“儿臣只想为父分忧,忠心天地可鉴。”玄敬来不及转念,慌忙下跪,重重磕一个响头,无法继续将狡辩之言圆下去,已是急得汗如雨下。
个个盯着太子位,对太子恨不能食肉寝皮!皇帝沉默了,心口如被万钧巨石堆压,阴沉的脸上尽数悲凉倦色。
赵庸偷瞥龙颜,只觉皇帝在这月余内骤然苍老了许多,心中不免一同悲凉。
皇帝在短暂间平复好情绪,对赵庸道:“传众皇子觐见。”
因是急召,皇子们很快陆续到齐,黑压压跪成一片。
皇帝满脸阴云,缓步慢踱,半晌才开口:“抬头,好好看看你们的大哥,朕的长子。
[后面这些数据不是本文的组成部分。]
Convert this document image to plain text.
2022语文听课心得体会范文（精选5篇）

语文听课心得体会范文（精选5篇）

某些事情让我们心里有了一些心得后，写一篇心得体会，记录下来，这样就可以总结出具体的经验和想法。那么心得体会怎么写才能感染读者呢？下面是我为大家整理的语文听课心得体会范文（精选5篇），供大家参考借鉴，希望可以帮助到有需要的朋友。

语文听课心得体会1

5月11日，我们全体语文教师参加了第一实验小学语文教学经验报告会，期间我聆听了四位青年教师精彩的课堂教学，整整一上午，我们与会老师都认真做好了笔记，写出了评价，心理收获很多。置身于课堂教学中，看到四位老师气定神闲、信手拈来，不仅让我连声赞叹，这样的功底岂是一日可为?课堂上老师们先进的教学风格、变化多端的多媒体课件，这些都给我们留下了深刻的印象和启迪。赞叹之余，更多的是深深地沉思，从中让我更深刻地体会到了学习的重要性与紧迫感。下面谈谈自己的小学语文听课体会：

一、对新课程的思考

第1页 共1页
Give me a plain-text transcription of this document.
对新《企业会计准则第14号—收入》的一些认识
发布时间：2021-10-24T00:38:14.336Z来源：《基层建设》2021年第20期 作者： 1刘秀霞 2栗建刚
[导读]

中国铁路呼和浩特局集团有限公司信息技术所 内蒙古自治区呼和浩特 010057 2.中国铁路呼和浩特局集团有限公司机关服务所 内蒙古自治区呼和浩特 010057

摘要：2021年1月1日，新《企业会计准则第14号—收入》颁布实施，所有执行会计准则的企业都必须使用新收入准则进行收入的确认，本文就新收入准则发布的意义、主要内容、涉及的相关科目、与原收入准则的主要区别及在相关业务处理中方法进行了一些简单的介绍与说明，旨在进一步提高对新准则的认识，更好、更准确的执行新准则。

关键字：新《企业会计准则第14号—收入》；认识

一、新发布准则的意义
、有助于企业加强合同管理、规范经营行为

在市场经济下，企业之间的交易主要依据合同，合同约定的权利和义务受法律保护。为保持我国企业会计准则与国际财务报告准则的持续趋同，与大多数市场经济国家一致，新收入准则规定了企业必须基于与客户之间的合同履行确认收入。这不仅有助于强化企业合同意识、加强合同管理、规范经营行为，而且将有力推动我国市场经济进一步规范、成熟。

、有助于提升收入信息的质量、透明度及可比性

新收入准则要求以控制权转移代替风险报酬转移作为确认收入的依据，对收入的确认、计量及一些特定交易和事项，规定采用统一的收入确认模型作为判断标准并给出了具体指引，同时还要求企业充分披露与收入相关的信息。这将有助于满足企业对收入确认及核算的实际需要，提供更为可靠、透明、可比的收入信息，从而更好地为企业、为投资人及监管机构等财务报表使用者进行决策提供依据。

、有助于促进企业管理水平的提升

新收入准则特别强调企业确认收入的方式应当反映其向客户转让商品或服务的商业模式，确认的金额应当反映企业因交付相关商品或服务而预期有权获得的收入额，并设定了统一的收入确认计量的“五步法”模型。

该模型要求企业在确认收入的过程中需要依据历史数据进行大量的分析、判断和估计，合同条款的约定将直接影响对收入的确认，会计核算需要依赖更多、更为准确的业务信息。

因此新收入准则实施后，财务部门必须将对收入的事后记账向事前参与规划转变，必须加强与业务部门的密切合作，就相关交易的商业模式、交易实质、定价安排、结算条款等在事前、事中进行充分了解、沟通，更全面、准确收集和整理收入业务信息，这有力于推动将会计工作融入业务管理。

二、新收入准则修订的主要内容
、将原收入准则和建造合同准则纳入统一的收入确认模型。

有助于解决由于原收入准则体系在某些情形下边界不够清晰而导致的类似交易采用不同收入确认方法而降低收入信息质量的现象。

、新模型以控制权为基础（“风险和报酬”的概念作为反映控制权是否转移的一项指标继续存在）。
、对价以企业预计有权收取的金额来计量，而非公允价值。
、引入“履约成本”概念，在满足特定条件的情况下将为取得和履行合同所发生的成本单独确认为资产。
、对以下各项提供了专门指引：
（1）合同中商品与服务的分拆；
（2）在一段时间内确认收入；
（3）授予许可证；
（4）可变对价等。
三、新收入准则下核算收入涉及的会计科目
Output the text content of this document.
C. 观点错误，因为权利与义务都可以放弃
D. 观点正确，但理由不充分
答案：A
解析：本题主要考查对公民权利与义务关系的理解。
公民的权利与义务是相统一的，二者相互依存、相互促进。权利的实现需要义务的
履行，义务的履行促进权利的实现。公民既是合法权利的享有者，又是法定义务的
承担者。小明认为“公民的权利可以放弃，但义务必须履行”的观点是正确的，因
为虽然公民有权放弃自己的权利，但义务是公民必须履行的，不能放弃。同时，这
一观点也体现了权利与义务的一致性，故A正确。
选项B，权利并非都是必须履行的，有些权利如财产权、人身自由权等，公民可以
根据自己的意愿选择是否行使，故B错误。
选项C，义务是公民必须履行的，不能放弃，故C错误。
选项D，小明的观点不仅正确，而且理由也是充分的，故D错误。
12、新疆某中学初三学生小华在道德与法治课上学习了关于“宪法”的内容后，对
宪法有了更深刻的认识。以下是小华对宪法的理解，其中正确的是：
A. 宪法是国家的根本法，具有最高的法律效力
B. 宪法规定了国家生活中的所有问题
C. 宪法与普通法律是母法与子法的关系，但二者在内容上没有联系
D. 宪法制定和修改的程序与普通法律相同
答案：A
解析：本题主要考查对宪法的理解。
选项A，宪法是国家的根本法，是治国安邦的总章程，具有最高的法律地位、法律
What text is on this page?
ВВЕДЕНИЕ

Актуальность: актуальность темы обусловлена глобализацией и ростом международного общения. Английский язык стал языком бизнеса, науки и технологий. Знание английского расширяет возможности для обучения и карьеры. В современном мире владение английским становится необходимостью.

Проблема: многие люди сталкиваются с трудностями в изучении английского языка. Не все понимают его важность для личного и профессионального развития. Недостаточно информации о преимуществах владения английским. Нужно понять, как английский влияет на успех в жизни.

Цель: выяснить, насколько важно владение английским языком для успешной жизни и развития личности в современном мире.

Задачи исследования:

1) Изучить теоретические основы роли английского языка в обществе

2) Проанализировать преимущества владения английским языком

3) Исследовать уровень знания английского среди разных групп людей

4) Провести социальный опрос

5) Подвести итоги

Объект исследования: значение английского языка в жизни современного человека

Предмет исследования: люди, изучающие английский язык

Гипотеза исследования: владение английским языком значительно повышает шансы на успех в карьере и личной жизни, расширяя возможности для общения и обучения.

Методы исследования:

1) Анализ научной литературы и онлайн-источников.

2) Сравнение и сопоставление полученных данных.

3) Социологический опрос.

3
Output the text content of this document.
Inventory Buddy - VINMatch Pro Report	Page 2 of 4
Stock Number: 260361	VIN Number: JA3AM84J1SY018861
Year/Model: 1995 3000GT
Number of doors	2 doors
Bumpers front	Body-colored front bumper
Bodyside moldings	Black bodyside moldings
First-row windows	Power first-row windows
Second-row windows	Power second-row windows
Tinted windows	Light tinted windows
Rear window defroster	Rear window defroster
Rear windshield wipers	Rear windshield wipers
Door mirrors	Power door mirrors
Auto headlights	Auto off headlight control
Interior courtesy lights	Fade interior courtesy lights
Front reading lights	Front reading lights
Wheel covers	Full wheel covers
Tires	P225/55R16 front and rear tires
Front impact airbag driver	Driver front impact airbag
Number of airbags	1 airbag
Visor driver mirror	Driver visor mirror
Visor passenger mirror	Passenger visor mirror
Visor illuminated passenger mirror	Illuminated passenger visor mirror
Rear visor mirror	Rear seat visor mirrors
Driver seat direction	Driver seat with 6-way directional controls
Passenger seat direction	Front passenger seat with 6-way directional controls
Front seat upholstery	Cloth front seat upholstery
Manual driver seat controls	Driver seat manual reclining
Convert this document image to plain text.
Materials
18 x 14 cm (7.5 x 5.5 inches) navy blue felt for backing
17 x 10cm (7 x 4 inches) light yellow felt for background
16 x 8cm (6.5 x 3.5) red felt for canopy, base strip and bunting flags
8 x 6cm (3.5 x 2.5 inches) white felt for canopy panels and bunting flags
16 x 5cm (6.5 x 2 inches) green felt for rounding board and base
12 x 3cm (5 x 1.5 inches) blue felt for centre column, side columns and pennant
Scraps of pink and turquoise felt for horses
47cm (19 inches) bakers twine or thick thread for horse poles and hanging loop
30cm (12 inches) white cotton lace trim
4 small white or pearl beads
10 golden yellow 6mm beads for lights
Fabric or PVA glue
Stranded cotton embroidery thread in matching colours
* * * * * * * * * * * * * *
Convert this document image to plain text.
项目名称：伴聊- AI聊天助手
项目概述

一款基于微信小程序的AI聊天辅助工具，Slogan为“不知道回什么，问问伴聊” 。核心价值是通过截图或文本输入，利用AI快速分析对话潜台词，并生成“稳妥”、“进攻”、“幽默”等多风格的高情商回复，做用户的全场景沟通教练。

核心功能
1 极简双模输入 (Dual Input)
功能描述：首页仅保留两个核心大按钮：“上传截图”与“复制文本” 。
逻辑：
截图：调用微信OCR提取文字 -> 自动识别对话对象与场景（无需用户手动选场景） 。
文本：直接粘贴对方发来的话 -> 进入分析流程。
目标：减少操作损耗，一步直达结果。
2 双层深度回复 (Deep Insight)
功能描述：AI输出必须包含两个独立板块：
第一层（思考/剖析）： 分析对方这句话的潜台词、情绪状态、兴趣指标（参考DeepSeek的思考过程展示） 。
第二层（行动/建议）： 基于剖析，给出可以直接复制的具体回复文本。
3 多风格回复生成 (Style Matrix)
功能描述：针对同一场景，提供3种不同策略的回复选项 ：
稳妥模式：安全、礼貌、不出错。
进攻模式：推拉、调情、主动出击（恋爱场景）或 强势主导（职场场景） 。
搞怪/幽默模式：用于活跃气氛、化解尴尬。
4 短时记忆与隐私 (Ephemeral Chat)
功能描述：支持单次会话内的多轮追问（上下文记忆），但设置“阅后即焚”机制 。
”
皇子们疑惑不解,面面相觑,纷纷将目光投向跪在最前的玄敬。
众目睽睽之下,玄敬乱了方寸,脖子僵硬,脸涨得血红,仿若丢失了裹在身上的衣裳,全身透明精光地展示在弟弟们面前。
皇帝眼中寒气森森,强捺着火气,灼灼逼人道:“你们的大哥忠心耿耿,一片赤诚,愿为朕除掉太子一党,你们意下如何?”
仿若冬日里打了个炸雷,十数双目光炯炯的眼睛神色各异,有的幸灾乐祸,有的惊恐愕然,有的鄙夷不屑。
玄敬骤然情绪崩溃,泪流满面,伏地将额头贴着地面。
想起大哥出言贬低自己生母卑微,玄奕心中快不可言,只面上一点也不会表露出来。
玄沣心中暗自惋惜:大哥没能将废黜太子之事提上日程,这么快就败得一塌糊涂,有些可惜了。
玄敬痛哭流涕,哽着嗓子道:“求父皇审掇情弊,体恤儿臣一片孝心,儿臣思虑不详,忠言仅为参考,不妥请父皇弃置。”
气氛愈发紧张,殿里殿外鸦雀无声。
皇帝勃然大怒,手掌“啪”地甩在玄敬的脸上,依旧感觉不解恨,使出极重的力道连续补上数个又响又重的耳光,逐感觉些许消气,冷眼扫视儿子们,厉声道:“都看清楚了吗?”
乾清宫殿宇深广,清脆的巴掌声,皇帝浑厚且中气十足的声音骤然回荡。
玄敬丢尽最后一丝颜面,悔恨不已,捂住肿得老高的脸,只恨不能有个地洞一头扎进去。
皇子们无法揣度圣意,心中不免烦躁惶恐,全身又仿若浸在冰雪,凉到了骨子里。
良久,玄正将心一凛,不顾玄奕拉袖提醒,冲动地说:“太子以何罪禁足,公允起见,请父皇给个明白。”
霎时,殿中一片冰冷死寂,众皇子无不目瞪口呆,也有胆大的,想看这件事究竟能到什么地步。